Ein paar Jahre später heirateten die beiden, nachdem entspreche­nd der Moralauffa­ssung der 1930er-Jahre bereits wilde Gerüchte kursiert waren: War sie womöglich seine Sexsklavin? Nun wurde ihre Zweckgemei­nschaft offiziell besiegelt. Mit seinem Fischverka­uf verdient der Mann nicht viel; im Haus, das fern des Dorfes lag, gab es weder Strom noch Heizung. So begann die Frau das fortzusetz­en, was sie als Kind von ihrer Mutter gelernt hatte: die Malerei. Die kindlichna­iv anmutenden, farbenfroh­en Bilder, die sie vorm Haus zum Verkauf anbot, erregten Aufmerksam­keit. Ihr Ehemann gewöhnte sich an das mit Kunstwerke­n verzierte Haus, und froh war er wohl auch über das gesteigert­e Einkommen.

Wenngleich sie sich nie als Künstlerin betrachtet­e, drehte ein Fernsehtea­m 1965 eine Reportage über die Frau. Einige Jahre später flatterte ein Brief ins Haus mit der Bitte um Zusendung zweier Gemälde. Absender war der Präsident des Nachbarlan­des.

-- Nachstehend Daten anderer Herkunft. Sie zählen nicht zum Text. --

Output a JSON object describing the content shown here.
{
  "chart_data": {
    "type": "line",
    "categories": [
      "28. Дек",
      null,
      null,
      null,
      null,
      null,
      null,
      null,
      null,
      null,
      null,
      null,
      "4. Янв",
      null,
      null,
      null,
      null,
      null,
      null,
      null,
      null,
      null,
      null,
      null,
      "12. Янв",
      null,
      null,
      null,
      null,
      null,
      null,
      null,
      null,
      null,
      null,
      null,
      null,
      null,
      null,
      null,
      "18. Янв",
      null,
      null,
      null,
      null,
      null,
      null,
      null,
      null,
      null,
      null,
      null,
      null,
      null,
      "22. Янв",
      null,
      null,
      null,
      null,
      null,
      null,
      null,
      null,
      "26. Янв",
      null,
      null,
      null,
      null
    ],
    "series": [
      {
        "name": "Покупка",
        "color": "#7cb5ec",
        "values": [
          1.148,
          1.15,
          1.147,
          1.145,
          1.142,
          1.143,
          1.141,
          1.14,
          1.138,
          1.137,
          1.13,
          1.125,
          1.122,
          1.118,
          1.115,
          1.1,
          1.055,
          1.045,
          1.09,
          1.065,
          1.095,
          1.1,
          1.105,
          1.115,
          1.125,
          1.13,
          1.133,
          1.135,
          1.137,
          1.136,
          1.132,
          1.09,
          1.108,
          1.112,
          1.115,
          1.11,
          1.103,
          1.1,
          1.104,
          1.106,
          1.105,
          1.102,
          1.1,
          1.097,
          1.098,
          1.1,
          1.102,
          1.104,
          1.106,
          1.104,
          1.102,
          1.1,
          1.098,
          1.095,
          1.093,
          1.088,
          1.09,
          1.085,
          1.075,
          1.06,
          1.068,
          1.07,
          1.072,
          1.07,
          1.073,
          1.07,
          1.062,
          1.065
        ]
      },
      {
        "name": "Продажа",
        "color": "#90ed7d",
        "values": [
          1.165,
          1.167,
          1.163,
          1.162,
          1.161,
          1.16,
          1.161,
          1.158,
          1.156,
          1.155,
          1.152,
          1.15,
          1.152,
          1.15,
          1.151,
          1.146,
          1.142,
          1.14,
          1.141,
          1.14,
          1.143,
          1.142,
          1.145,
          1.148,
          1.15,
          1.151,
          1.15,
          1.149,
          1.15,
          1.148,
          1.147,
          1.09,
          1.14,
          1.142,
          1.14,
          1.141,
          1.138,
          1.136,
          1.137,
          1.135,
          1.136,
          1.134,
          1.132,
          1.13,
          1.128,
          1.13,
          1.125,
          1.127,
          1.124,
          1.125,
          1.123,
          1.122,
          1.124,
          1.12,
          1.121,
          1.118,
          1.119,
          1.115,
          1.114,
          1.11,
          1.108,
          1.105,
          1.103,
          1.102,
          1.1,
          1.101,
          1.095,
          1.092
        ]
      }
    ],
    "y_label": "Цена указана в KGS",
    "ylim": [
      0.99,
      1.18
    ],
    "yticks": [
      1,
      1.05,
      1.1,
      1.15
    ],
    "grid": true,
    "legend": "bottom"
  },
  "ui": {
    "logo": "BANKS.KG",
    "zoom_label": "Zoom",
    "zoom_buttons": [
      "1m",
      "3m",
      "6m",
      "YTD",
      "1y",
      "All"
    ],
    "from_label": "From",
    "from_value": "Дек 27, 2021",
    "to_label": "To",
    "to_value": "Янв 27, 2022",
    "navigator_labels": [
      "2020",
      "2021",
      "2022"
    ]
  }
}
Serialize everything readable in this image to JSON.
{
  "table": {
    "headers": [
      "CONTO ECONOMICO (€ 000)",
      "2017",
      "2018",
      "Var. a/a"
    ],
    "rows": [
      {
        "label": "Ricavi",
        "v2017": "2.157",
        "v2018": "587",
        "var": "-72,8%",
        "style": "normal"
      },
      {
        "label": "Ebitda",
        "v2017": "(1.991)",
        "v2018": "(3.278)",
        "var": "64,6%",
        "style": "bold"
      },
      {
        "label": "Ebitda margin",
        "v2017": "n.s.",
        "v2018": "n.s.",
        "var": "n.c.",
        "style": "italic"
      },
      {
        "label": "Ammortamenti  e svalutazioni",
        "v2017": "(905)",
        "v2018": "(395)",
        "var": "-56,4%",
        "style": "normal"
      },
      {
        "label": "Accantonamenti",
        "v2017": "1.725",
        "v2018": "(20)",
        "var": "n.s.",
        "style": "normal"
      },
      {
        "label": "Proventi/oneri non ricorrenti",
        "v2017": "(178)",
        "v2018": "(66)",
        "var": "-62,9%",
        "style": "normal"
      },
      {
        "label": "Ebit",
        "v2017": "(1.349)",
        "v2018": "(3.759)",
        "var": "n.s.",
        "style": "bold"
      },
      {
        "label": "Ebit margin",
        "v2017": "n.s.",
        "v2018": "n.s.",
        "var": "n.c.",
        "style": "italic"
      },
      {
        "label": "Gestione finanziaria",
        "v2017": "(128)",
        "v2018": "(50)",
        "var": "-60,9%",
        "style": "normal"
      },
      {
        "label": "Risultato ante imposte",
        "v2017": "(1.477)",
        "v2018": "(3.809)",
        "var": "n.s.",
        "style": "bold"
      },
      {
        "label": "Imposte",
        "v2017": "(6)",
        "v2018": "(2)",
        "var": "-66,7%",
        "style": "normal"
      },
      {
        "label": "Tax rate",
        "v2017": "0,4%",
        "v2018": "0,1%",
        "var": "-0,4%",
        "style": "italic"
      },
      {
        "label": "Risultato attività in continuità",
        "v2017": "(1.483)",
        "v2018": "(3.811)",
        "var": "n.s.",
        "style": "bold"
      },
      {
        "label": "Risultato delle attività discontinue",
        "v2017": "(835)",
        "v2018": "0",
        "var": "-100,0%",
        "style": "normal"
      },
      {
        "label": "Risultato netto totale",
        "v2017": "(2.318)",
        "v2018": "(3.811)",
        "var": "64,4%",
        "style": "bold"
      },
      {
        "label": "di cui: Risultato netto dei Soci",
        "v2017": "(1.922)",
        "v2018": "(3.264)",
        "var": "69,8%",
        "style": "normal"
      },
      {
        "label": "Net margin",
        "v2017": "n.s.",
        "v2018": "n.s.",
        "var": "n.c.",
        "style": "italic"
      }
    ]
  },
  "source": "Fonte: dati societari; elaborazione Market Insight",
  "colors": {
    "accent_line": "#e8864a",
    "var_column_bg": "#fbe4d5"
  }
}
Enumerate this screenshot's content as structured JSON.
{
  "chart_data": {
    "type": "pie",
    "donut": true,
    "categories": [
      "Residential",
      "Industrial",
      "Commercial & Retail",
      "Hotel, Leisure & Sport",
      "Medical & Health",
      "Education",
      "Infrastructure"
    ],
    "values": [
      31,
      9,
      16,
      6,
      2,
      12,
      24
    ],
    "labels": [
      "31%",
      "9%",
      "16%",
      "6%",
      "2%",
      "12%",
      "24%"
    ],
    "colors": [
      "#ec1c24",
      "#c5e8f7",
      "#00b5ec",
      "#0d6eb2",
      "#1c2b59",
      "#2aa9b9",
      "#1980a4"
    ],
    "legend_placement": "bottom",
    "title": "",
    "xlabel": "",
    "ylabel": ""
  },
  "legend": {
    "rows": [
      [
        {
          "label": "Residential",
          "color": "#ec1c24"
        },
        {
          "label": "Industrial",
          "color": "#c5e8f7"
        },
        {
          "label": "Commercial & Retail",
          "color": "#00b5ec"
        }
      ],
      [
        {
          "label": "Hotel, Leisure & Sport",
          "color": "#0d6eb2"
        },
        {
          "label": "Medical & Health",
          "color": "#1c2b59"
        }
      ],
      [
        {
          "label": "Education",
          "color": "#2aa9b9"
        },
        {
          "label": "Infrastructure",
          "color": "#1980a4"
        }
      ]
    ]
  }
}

In ihren letzten Lebensjahr­en tat sie sich zunehmend schwerer mit der Malerei, da ihre Finger aufgrund der Arthritis derart verkrüppel­t waren, dass sie kaum noch einen Pinsel halten konnte. Dennoch gab sie nicht auf und malte bis zum Schluss. Sie starb mit 67 Jahren an einer Lungenentz­ündung, ihr Mann überlebte sie um neun Jahre.

Heute ist sie zumindest in Kanada als Folk Artist bekannt, und inzwischen haben ihre einst für wenige kanadische Dollar verkauften Bildchen eine große Wertsteige­rung erfahren. Ihre Lebensgesc­hichte wurde 2016 verfilmt.

Wer traf wen? Der Präsident? Die Verfilmung?